Distributed Data-Parallel(DDP):
Quantization is effective, but if you're aiming for top-notch performance and speed, leveraging multiple GPUs can be a game-changer. Distributed Data-Parallel (DDP) is a multi-GPU strategy that can help you achieve that. In DDP, you deploy your LLM on each GPU, split your data, and pass each split to a dedicated GPU. The outputs are then collected and synchronized to update gradients, making it a highly efficient parallel processing technique.
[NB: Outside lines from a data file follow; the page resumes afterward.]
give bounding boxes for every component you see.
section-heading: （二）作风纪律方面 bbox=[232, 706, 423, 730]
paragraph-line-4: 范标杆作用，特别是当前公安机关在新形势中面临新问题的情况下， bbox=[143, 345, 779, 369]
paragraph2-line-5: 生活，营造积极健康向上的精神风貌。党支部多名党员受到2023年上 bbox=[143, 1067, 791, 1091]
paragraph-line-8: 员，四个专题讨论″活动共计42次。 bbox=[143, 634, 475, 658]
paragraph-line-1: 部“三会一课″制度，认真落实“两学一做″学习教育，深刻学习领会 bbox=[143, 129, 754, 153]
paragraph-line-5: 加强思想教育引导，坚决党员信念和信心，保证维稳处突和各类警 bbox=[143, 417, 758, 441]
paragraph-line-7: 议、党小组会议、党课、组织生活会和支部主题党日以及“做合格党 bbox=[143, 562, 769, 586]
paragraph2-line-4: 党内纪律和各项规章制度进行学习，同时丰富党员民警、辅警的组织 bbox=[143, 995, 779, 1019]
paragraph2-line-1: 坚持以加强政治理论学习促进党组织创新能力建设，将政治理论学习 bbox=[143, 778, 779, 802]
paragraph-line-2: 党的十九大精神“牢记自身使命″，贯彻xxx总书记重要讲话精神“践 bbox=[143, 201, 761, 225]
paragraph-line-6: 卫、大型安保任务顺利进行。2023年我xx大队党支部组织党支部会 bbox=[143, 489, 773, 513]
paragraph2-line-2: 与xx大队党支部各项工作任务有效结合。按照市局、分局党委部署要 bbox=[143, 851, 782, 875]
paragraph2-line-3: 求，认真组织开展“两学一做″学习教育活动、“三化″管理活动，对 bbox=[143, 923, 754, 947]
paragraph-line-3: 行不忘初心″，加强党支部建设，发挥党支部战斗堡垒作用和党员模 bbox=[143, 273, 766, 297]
However, DDP has a drawback. If your LLM exceeds your GPU's storage capacity, you might face difficulties. Additionally, redundancy can be observed in DDP. To overcome these issues, you can turn to Full Sharded Data Parallel (FSDP), which leverages the ZeRO memory optimization technique.
Full Sharded Data Parallel (FSDP):
ZeRO operates in three stages, each progressively optimizing memory usage. In the first stage, only optimizer states are sharded across all GPUs. The second stage includes optimizer states and gradients. The final stage goes all-in, sharding optimizer states, gradients, and model parameters.
Combining ZeRO's stages with the DDP concept results in FSDP. In this process, instead of storing the entire LLM on each GPU, a shared LLM is stored, and split data is passed to each GPU. The outputs are collected, combined, and then forwarded for both forward and backward propagation. The final step involves gradient synchronization and weight updates.
With ZeRO and FSDP in your toolbox, you can efficiently address the computational challenges posed by large LLMs. These techniques open up new possibilities in natural language processing, allowing you to tackle more complex tasks and push the boundaries of LLM applications.